While focusing yesterday on its new virtual reality headset as a design that will be licensed to partners, Google also plans to sell a version of Daydream itself.
The Daydream headset is designed as an evolution of the low-end Cardboard, relying on a phone to provide the display, brains and head-tracking abilities. Unlike Cardboard, though, Daydream is designed to be far more comfortable so it can be used for longer periods of time.
Listen to more on Daydream and Google's VR plans here.
A separate controller does have electronics, including a bunch of sensors, several buttons and a clickable trackpad.
VR head Clay Bavor confirmed Google will sell its version of the hardware.
"It's not just going to be [that we're] partners," Bavor said.
The move is similar to what Google did with Cardboard, showing Google wants to make sure lots of these headsets get out. If other makers get enough devices out, great, but if not, Google wants to make sure lots of people have access to Daydream.
Google and partners like Epic Games and Unity focused a lot of their attention on the motion-sensing controller that accompanies the headset. Oculus, for example, has plans for a motion controller shipping later this year.
The headset and controller aren't the only components for Daydream. Google is also certifying a range of phones as Daydream-ready. Such phones, which meet various display, processor and sensor requirements, are expected from LG, Samsung, HTC, Xiaomi, Alcatel and others.
Google is also building software support for a complete virtual reality mode into N, the upcoming update to Android. That will include support within the operating system for VR apps, as well as a new Daydream home screen and a VR version of Google apps like YouTube, Street View and Google Photos.
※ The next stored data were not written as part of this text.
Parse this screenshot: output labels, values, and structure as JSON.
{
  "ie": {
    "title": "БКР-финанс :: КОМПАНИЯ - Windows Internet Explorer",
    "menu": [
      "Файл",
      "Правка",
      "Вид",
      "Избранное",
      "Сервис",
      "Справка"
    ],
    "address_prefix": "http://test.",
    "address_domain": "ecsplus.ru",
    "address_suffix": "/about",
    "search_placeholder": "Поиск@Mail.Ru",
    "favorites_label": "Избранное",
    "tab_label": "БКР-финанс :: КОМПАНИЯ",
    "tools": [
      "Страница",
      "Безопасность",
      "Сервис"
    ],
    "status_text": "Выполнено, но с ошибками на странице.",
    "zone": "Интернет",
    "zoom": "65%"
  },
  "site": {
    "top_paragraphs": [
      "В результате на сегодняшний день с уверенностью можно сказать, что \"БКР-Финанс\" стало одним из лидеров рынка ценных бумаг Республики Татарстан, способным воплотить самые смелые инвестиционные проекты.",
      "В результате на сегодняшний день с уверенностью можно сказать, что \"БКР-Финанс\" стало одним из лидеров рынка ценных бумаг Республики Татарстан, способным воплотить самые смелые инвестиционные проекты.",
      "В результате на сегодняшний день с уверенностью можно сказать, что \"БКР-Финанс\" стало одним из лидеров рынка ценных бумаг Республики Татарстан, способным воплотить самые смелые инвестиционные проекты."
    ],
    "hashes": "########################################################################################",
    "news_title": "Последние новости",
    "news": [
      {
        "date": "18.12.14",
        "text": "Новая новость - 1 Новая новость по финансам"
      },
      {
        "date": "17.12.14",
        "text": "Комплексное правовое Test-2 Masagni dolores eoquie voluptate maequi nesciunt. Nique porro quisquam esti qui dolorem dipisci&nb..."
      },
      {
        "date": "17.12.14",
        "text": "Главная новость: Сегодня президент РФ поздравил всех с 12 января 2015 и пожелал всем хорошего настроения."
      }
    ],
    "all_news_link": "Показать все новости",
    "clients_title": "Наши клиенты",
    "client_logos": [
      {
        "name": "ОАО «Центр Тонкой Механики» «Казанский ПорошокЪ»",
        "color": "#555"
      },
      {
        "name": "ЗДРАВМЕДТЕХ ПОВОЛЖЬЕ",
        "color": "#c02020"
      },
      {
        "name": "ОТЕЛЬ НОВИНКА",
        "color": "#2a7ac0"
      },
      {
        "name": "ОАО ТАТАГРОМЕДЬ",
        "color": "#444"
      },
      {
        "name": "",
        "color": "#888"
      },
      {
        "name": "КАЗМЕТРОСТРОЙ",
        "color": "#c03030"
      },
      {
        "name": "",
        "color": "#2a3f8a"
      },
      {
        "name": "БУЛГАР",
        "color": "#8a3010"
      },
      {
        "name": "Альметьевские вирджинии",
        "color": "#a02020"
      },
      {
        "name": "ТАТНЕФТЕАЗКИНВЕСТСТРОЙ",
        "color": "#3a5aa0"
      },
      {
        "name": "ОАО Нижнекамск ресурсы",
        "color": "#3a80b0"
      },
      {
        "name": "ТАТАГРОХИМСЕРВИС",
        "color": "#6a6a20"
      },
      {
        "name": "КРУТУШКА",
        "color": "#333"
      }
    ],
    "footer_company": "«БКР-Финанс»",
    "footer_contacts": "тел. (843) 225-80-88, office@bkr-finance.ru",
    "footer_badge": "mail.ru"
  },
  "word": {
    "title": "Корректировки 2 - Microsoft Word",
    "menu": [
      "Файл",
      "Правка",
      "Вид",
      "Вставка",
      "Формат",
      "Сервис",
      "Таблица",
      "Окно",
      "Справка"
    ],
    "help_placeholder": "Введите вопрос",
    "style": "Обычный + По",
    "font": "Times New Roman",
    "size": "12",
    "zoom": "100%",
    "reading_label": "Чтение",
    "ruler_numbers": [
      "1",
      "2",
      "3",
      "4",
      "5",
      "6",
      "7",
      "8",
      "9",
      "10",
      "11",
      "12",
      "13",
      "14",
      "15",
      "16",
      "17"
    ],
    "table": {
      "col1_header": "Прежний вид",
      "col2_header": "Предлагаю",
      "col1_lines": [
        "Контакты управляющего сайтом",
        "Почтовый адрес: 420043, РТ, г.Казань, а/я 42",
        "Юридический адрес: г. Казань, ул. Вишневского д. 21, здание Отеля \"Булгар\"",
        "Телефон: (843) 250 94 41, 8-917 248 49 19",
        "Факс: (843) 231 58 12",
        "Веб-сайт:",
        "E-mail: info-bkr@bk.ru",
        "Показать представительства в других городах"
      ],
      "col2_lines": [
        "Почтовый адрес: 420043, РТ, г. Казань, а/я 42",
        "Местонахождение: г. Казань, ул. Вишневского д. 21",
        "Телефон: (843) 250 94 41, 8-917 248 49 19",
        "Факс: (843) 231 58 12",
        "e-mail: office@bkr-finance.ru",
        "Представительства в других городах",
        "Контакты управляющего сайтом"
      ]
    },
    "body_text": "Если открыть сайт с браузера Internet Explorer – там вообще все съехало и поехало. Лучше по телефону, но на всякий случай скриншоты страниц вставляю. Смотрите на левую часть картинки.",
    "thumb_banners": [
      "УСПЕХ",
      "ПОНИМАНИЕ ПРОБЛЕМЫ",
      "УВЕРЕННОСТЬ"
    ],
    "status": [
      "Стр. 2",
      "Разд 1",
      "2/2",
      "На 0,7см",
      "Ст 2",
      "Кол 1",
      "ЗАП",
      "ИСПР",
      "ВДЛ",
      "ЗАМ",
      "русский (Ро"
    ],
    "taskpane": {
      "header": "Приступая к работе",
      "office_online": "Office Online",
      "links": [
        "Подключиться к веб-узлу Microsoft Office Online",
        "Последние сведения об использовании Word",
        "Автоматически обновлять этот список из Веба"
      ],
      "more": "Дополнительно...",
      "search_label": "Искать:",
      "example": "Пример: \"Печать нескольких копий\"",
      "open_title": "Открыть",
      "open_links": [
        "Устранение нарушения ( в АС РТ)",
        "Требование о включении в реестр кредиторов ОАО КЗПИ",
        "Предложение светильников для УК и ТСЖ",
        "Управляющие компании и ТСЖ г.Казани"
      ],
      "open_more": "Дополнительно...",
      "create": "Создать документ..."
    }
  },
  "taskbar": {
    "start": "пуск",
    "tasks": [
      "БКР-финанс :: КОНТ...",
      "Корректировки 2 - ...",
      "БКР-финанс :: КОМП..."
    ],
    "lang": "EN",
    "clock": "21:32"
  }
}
Google is also working with video partners including Hulu, Netflix, IMAX, the National Basketball Association and Major League Baseball.
While much of the focus around virtual reality has been around gaming, Unity CEO John Riccitiello says he thinks it will be about so much more, from being connected to distant loved ones to being onstage with your favorite band to traveling around the human body, like in the 1987 movie Innerspace.
"It is literally going to extend the human experience," he said.